The majority of a concrete mixture is made up of both coarse and fine aggregates, which help increase the strength of the concrete beyond what cement can provide on its own. Sand, gravel, and crushed stone are used as aggregates. Recycled materials, including blast furnace slag, glass (mostly for decorative purposes), and ground-up concrete are starting to be used as concrete aggregates.
The fourth main ingredient of concrete is entrained air. While it usually isn't considered an ingredient, the fact is that a concrete mix includes anywhere from 1% to 9% entrained air. Higher quantities of air should be included when the concrete will be exposed to very cold or freezing conditions.
Admixtures accomplish a variety of goals. This can be as simple as adding a pigment to color the concrete. Other admixtures are used for faster curing times in cold weather, creating extremely high-strength concrete, or for increasing the flowable nature of concrete without compromising the strength. Unfortunately, admixtures can generate unwanted results such as poor adhesion of finish-flooring.

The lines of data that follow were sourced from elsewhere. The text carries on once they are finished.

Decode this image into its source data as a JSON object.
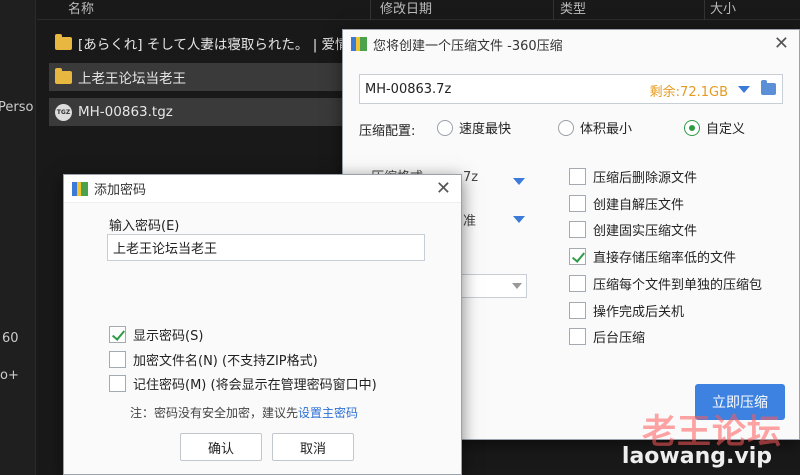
{
  "explorer": {
    "columns": [
      "名称",
      "修改日期",
      "类型",
      "大小"
    ],
    "left_labels": [
      "Perso",
      "60",
      "o+"
    ],
    "files": [
      {
        "name": "[あらくれ] そして人妻は寝取られた。 | 爱情",
        "icon": "folder-icon"
      },
      {
        "name": "上老王论坛当老王",
        "icon": "folder-icon"
      },
      {
        "name": "MH-00863.tgz",
        "icon": "tgz-icon",
        "icon_text": "TGZ"
      }
    ]
  },
  "compress_dialog": {
    "title": "您将创建一个压缩文件 -360压缩",
    "path_value": "MH-00863.7z",
    "free_space": "剩余:72.1GB",
    "config_label": "压缩配置:",
    "radios": [
      {
        "label": "速度最快",
        "checked": false
      },
      {
        "label": "体积最小",
        "checked": false
      },
      {
        "label": "自定义",
        "checked": true
      }
    ],
    "hidden_text": [
      "压缩格式",
      "7z",
      "准"
    ],
    "checkboxes": [
      {
        "label": "压缩后删除源文件",
        "checked": false
      },
      {
        "label": "创建自解压文件",
        "checked": false
      },
      {
        "label": "创建固实压缩文件",
        "checked": false
      },
      {
        "label": "直接存储压缩率低的文件",
        "checked": true
      },
      {
        "label": "压缩每个文件到单独的压缩包",
        "checked": false
      },
      {
        "label": "操作完成后关机",
        "checked": false
      },
      {
        "label": "后台压缩",
        "checked": false
      }
    ],
    "submit_label": "立即压缩"
  },
  "password_dialog": {
    "title": "添加密码",
    "input_label": "输入密码(E)",
    "input_value": "上老王论坛当老王",
    "checks": [
      {
        "label": "显示密码(S)",
        "checked": true
      },
      {
        "label": "加密文件名(N) (不支持ZIP格式)",
        "checked": false
      },
      {
        "label": "记住密码(M) (将会显示在管理密码窗口中)",
        "checked": false
      }
    ],
    "note_text": "注：密码没有安全加密，建议先",
    "note_link": "设置主密码",
    "ok_label": "确认",
    "cancel_label": "取消"
  },
  "watermark": {
    "line1": "老王论坛",
    "line2": "laowang.vip"
  },
  "colors": {
    "accent": "#3d82e0",
    "check": "#2e9c44",
    "free_space": "#e59b20",
    "watermark": "#ff5a5a"
  }
}
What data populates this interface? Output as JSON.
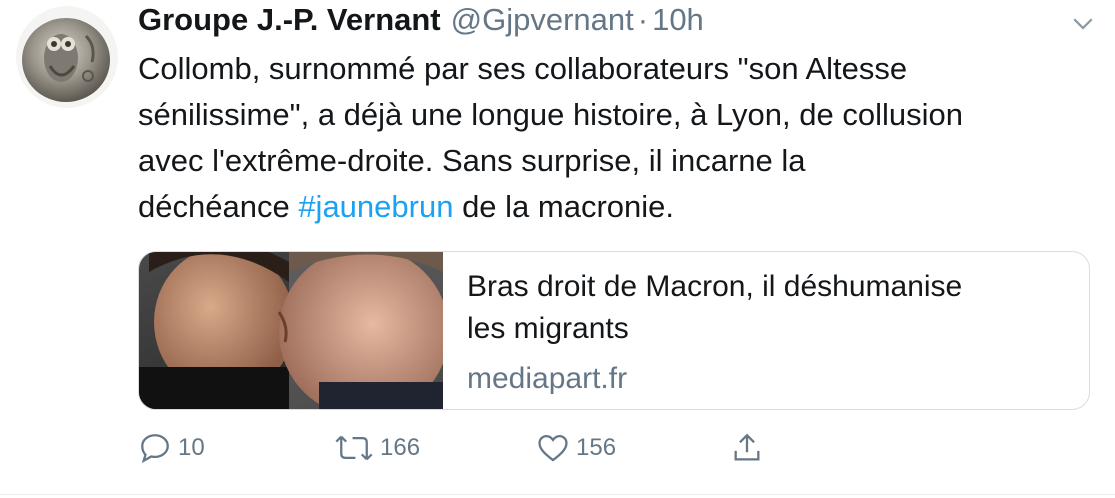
{
  "tweet": {
    "display_name": "Groupe J.-P. Vernant",
    "handle": "@Gjpvernant",
    "separator": "·",
    "time": "10h",
    "text_lines": [
      "Collomb, surnommé par ses collaborateurs \"son Altesse",
      "sénilissime\", a déjà une longue histoire, à Lyon, de collusion",
      "avec l'extrême-droite. Sans surprise, il incarne la"
    ],
    "text_last_before": "déchéance ",
    "hashtag": "#jaunebrun",
    "text_last_after": " de la macronie."
  },
  "card": {
    "title_line1": "Bras droit de Macron, il déshumanise",
    "title_line2": "les migrants",
    "domain": "mediapart.fr"
  },
  "actions": {
    "reply_count": "10",
    "retweet_count": "166",
    "like_count": "156"
  },
  "icons": {
    "avatar": "owl-coin-avatar",
    "menu": "chevron-down-icon",
    "reply": "reply-icon",
    "retweet": "retweet-icon",
    "like": "heart-icon",
    "share": "share-icon"
  },
  "colors": {
    "text": "#14171a",
    "secondary": "#657786",
    "link": "#1da1f2",
    "border": "#d6dde3"
  }
}
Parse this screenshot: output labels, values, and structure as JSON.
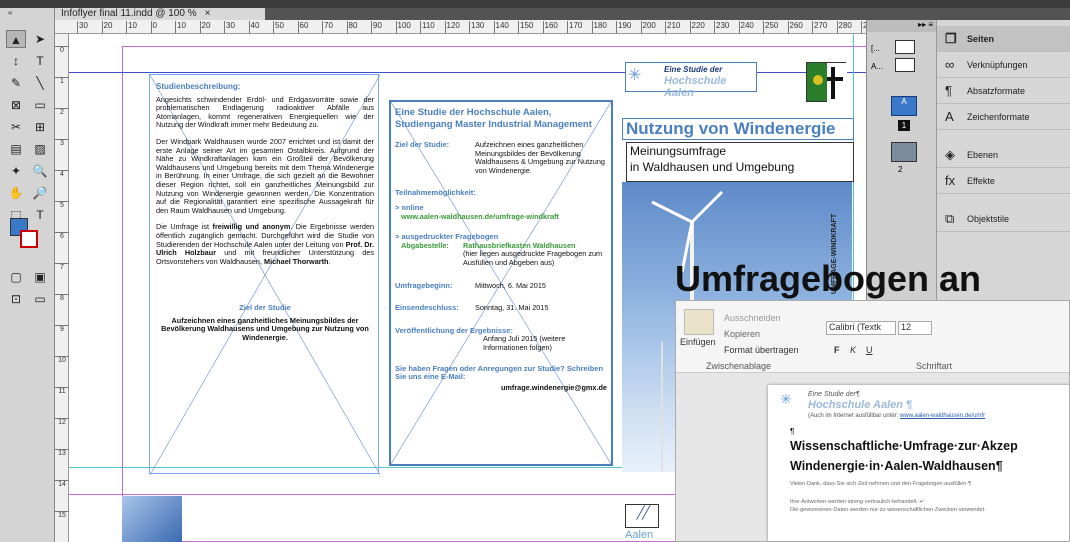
{
  "document_tab": {
    "title": "Infoflyer final 11.indd @ 100 %",
    "close": "×"
  },
  "ruler_numbers": [
    "30",
    "20",
    "10",
    "0",
    "10",
    "20",
    "30",
    "40",
    "50",
    "60",
    "70",
    "80",
    "90",
    "100",
    "110",
    "120",
    "130",
    "140",
    "150",
    "160",
    "170",
    "180",
    "190",
    "200",
    "210",
    "220",
    "230",
    "240",
    "250",
    "260",
    "270",
    "280",
    "290"
  ],
  "vruler_numbers": [
    "0",
    "1",
    "2",
    "3",
    "4",
    "5",
    "6",
    "7",
    "8",
    "9",
    "10",
    "11",
    "12",
    "13",
    "14",
    "15"
  ],
  "toolbox": {
    "collapse": "«",
    "tools": [
      "▲",
      "➤",
      "↕",
      "T",
      "✎",
      "╲",
      "⊠",
      "▭",
      "✂",
      "⊞",
      "▤",
      "▨",
      "✦",
      "🔍",
      "✋",
      "🔎",
      "⬚",
      "T",
      "▢",
      "▣",
      "⊡",
      "▭"
    ]
  },
  "left_column": {
    "heading": "Studienbeschreibung:",
    "p1": "Angesichts schwindender Erdöl- und Erdgasvorräte sowie der problematischen Endlagerung radioaktiver Abfälle aus Atomanlagen, kommt regenerativen Energiequellen wie der Nutzung der Windkraft immer mehr Bedeutung zu.",
    "p2": "Der Windpark Waldhausen wurde 2007 errichtet und ist damit der erste Anlage seiner Art im gesamten Ostalbkreis. Aufgrund der Nähe zu Windkraftanlagen kam ein Großteil der Bevölkerung Waldhausens und Umgebung bereits mit dem Thema Windenergie in Berührung. In einer Umfrage, die sich gezielt an die Bewohner dieser Region richtet, soll ein ganzheitliches Meinungsbild zur Nutzung von Windenergie gewonnen werden. Die Konzentration auf die Regionalität garantiert eine spezifische Aussagekraft für den Raum Waldhausen und Umgebung.",
    "p3_a": "Die Umfrage ist ",
    "p3_bold": "freiwillig und anonym",
    "p3_b": ". Die Ergebnisse werden öffentlich zugänglich gemacht. Durchgeführt wird die Studie von Studierenden der Hochschule Aalen unter der Leitung von ",
    "p3_bold2": "Prof. Dr. Ulrich Holzbaur",
    "p3_c": " und mit freundlicher Unterstützung des Ortsvorstehers von Waldhausen, ",
    "p3_bold3": "Michael Thorwarth",
    "p3_d": ".",
    "ziel_heading": "Ziel der Studie",
    "ziel_text": "Aufzeichnen eines ganzheitliches Meinungsbildes der Bevölkerung Waldhausens und Umgebung zur Nutzung von Windenergie."
  },
  "middle_column": {
    "heading": "Eine Studie der Hochschule Aalen, Studiengang Master Industrial Management",
    "ziel_label": "Ziel der Studie:",
    "ziel_value": "Aufzeichnen eines ganzheitlichen Meinungsbildes der Bevölkerung Waldhausens & Umgebung zur Nutzung von Windenergie.",
    "teilnahme": "Teilnahmemöglichkeit:",
    "online_label": "> online",
    "online_url": "www.aalen-waldhausen.de/umfrage-windkraft",
    "print_label": "> ausgedruckter Fragebogen",
    "abgabe_label": "Abgabestelle:",
    "abgabe_value": "Rathausbriefkasten Waldhausen",
    "abgabe_note": "(hier liegen ausgedruckte Fragebogen zum Ausfüllen und Abgeben aus)",
    "beginn_label": "Umfragebeginn:",
    "beginn_value": "Mittwoch, 6. Mai 2015",
    "schluss_label": "Einsendeschluss:",
    "schluss_value": "Sonntag, 31. Mai 2015",
    "veroeff_label": "Veröffentlichung der Ergebnisse:",
    "veroeff_value": "Anfang Juli 2015 (weitere Informationen folgen)",
    "fragen": "Sie haben Fragen oder Anregungen zur Studie? Schreiben Sie uns eine E-Mail:",
    "email": "umfrage.windenergie@gmx.de"
  },
  "right_column": {
    "logo_line1": "Eine Studie der",
    "logo_line2": "Hochschule Aalen",
    "title": "Nutzung von Windenergie",
    "sub1": "Meinungsumfrage",
    "sub2": "in Waldhausen und Umgebung",
    "vertical": "UMFRAGE-WINDKRAFT",
    "bottom_logo": "Aalen"
  },
  "pages_panel": {
    "label_a": "A",
    "label_b": "[...",
    "label_c": "A...",
    "page1": "1",
    "page2": "2"
  },
  "properties": {
    "items": [
      "Seiten",
      "Verknüpfungen",
      "Absatzformate",
      "Zeichenformate",
      "Ebenen",
      "Effekte",
      "Objektstile"
    ],
    "icons": [
      "❐",
      "∞",
      "¶",
      "A",
      "◈",
      "fx",
      "⧉"
    ]
  },
  "overlay_banner": "Umfragebogen an",
  "word": {
    "ausschneiden": "Ausschneiden",
    "kopieren": "Kopieren",
    "einfuegen": "Einfügen",
    "format": "Format übertragen",
    "zwischenablage": "Zwischenablage",
    "font": "Calibri (Textk",
    "size": "12",
    "schriftart": "Schriftart",
    "bold": "F",
    "italic": "K",
    "under": "U",
    "doc_logo1": "Eine Studie der¶",
    "doc_logo2": "Hochschule Aalen ¶",
    "doc_link_a": "(Auch im Internet ausfüllbar unter: ",
    "doc_link": "www.aalen-waldhausen.de/umfr",
    "pilcrow": "¶",
    "doc_title1": "Wissenschaftliche·Umfrage·zur·Akzep",
    "doc_title2": "Windenergie·in·Aalen-Waldhausen¶",
    "thanks": "Vielen·Dank,·dass·Sie·sich·Zeit·nehmen·und·den·Fragebogen·ausfüllen·¶",
    "note1": "Ihre·Antworten·werden·streng·vertraulich·behandelt.·↵",
    "note2": "Die·gewonnenen·Daten·werden·nur·zu·wissenschaftlichen·Zwecken·verwendet·"
  }
}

For this reason, many structural engineers and architects are hesitant to use admixtutres. We have an article that covers a number of different admixtures.
Hydration: A Chemical Reaction
While the moisture content reduces as the concrete sets, it is important to know that concrete doesn't "dry." Rather, concrete sets through a chemical reaction called hydration. This is why concrete can be placed under water.
The concrete starts to set as soon as water is added to the mix. Therefore, the mix should be constantly moved to help keep the particles from binding together (thus rotating concrete trucks.) Most job sites require the concrete to arrive and be placed within 90 minutes from initial mixing, but admixtures can extend that time.